The climate change denialists, and the mass media, argue that there is controversy over the validity of climate science, particularly that involving the idea that the warming caused by greenhouse gases threaten the public.

So here’s a real list of those who stand on one side or the other from the blog wonk room

Those who support the validity of climate science regarding this issue is long and includes just about every recognized scientific community around the globe.  On the other side is a list of power companies, manufacturers and their associations.  No academic communities cited.  What a surprise.  The Greenhouse gas makers think the science is ‘controversial.’

An Economist Explains Global Warming.

Tuesday, February 8th, 2011

Beezer is a faithful reader of Princeton economist Paul Krugman, who through his New York Times columns and frequent blog posts, brings quick insight about economic subjects.  He makes the world around us more understandable as he applies his economic logic to what he observes.  That said, he sometimes illuminates other issues than economics, by using his economic training.  The following is a recent blog post about global warming.  In true Krugmanesque style, he describes global warming in clear terms, using economic tools.
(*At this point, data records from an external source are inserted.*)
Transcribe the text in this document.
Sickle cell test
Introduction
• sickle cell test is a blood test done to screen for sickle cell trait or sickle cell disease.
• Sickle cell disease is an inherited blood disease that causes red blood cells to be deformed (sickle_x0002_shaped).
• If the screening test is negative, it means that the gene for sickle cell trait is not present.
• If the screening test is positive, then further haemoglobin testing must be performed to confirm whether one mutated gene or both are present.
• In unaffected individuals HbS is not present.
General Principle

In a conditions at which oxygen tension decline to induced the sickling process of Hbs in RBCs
“February 8, 2011, 7:51 am

Gradual Trends and Extreme Events

I’ve spent a lot of the last several days reading about climate change, extreme weather events, food prices, and so on. And one thing that became clear to me is that there’s widespread misunderstanding of the relationship between the gradual trend of rising temperatures and the extreme weather events that have become so much more common. What I’m about to say may seem obvious, because it is obvious, at least if you approach it the right way; but I still think it needs saying.

So, let’s start with an observation: weather varies. (Duh.) Heat waves and other stuff happens. Think of it in terms of a probability distribution for temperatures, with the area under the curve over some range representing the probability of temperatures in that range in a given place over a given period. And define an extreme event as a case in which the temperature exceeds some threshold. The the picture looks like this:

DESCRIPTION

Now suppose that a warming trend shifts the whole probability distribution to the right — which is what we mean when we talk about climate change. Then the result looks like this:

DESCRIPTION

What happens is that the right tail gets fatter: the probability, and hence the frequency, of extreme events goes up.

Two immediate implications. First, there will still be cold stretches: global warming shifts the distribution, it doesn’t eliminate the left side of the distribution. So there will still be cold spells; that proves nothing.

Second, no individual weather event can properly be said to have been “caused” by global warming. Heat waves happened 30 years ago; there’s no way to prove that any individual heat wave now might not have happened even if we hadn’t emitted all that CO2.

But the pattern should have changed: we should be getting lots of record highs, and not as many record lows — which is exactly what we do see. And we should be seeing 100-year heat waves and similar events much more often than history would have suggested likely; again, that’s what we actually do see.

The point is that the usual casual denier arguments — it’s cold outside; you can’t prove that climate change did it — miss the point. What you’re looking for is a pattern. And that pattern is obvious.”

Beezer here.  The only observation I can add is that, if mathematician Nassim Taleb is correct, then Krugman may be underestimating the real probabilities of  extreme events because he uses Gaussian math.  Taleb maintains that when human activity is involved in some way, then the more accurate math to use is Mandelbrotian.

Therefore, if mankind’s contribution to carbon dioxide levels is meaningfull, then the incidence of so-called ‘extreme’ weather is probably under-represented in the charts.